The implication is that renters on lower incomes, those who on paper appear less dependable to a risk-averse landlord, could find themselves locked out of the market altogether. That is an unintended consequence with real commercial dimensions. Employers in hospitality, retail, logistics, and care, sectors that rely on a workforce able to find affordable rental housing near their place of work, may face recruitment and retention difficulties if housing access narrows.
Jonathan Sinton, head of mortgage relations at Coventry Building Society, warned that the reforms could cause "good" landlords to exit the market, leaving a rump of exploitative operators who hike rents, as reported by City AM. "The renters' rights act brings meaningful protections for tenants, and all responsible landlords will welcome that. But it's important the changes work for landlords too," Sinton said.

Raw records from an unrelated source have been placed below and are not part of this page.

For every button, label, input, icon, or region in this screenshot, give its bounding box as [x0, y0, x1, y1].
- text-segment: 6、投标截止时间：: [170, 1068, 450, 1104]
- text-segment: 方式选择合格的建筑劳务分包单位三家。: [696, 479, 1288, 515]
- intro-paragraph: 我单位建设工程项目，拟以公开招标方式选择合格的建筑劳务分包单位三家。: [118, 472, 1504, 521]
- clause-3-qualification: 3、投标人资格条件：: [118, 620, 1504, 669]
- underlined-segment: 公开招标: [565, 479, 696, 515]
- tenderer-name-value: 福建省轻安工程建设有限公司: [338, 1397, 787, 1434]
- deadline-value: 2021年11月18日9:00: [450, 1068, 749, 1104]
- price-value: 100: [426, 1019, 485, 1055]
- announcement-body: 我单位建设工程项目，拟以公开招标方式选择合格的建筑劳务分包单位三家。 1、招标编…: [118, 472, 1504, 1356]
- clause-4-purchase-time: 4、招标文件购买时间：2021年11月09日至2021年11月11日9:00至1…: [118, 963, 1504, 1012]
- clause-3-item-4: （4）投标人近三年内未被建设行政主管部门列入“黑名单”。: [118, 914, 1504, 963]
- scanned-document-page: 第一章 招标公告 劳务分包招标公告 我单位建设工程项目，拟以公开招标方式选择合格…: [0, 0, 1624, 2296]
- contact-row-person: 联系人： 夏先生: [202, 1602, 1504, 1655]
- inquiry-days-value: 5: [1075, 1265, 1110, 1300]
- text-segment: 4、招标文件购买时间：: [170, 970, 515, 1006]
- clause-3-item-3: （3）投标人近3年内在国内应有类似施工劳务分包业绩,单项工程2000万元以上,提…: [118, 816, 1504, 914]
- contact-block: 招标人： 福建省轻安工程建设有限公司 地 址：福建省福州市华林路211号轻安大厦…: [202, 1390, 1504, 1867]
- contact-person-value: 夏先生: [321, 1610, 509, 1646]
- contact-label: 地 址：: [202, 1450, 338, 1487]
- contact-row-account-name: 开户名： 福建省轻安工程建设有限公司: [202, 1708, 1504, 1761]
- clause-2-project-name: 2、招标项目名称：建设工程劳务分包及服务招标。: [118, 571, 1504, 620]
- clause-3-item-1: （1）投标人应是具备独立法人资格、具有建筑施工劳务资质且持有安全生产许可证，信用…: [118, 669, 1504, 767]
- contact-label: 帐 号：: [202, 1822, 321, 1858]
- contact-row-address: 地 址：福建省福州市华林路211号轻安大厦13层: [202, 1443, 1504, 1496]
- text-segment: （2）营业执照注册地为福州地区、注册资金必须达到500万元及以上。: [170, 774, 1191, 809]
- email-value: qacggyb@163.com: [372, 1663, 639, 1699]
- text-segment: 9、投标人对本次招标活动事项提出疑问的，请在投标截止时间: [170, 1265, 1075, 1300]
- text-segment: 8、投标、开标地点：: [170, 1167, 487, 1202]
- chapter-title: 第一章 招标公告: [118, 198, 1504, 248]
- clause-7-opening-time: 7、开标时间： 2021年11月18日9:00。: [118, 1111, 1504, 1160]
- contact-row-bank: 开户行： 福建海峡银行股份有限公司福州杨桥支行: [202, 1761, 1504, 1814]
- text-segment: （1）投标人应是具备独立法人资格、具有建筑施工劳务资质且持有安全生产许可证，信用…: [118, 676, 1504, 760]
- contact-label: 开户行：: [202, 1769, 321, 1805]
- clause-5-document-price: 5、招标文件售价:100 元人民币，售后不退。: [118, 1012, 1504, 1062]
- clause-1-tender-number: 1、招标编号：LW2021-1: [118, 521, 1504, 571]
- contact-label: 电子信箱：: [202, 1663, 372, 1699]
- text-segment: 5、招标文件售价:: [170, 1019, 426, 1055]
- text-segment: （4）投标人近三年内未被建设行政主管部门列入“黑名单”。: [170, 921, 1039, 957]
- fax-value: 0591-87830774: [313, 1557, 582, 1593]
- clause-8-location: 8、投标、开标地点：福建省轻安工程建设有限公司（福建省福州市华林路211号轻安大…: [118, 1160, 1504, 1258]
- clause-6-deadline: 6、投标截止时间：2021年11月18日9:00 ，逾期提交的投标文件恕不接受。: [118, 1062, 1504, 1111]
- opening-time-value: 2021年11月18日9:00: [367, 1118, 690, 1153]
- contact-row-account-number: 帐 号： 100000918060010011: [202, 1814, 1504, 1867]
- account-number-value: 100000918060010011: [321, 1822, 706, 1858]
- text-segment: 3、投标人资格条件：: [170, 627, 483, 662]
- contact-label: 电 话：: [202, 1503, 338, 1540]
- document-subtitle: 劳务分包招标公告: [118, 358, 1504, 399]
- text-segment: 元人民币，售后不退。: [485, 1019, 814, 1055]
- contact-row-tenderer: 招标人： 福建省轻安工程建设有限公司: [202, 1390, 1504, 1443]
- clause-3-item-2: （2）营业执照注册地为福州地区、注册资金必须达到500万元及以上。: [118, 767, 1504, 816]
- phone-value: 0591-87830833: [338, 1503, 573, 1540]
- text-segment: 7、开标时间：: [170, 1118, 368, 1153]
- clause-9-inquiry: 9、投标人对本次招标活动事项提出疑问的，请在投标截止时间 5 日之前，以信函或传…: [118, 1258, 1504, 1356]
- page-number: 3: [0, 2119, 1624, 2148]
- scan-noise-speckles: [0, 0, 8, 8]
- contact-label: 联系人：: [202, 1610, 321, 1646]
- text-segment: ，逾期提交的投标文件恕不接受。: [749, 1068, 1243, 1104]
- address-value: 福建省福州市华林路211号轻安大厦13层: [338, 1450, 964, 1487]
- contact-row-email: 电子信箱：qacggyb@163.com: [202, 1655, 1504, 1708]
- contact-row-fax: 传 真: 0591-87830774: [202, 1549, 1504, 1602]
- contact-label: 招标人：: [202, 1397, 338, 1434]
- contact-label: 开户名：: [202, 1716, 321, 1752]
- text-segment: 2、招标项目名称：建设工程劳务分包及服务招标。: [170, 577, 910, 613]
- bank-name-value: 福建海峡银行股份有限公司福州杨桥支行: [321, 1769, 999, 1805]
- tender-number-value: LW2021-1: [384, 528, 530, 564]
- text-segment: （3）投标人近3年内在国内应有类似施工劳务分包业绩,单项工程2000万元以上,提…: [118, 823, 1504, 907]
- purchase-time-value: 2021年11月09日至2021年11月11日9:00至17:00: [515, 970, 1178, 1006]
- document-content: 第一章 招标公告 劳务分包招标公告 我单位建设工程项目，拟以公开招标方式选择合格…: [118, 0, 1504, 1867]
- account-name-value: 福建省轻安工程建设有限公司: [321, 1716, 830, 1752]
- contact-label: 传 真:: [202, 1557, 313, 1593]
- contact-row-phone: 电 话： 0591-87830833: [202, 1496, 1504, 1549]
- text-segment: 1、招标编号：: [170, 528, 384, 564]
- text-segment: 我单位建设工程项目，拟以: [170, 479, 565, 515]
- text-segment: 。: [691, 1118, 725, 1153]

What operators should be watching
The Act is now law, but its full regulatory apparatus is not yet in place. The decent homes standard for private rentals and the new ombudsman service remain forthcoming. Their design will determine the ongoing compliance burden for landlords and property managers.
Three metrics matter for businesses exposed to the residential property market. First, the pace of landlord disposals over the next 12 months and whether they translate into measurable rental supply contraction. Second, build-to-rent planning and completion data from the British Property Federation, which will signal whether institutional capital is stepping in or stepping back. Third, tenant referencing rejection rates, which will reveal whether stricter affordability screening is narrowing access to the private rented sector.
The Renters' Rights Act addresses genuine problems in England's rental market. Whether it solves them without creating new ones is a question the data will answer over the coming year.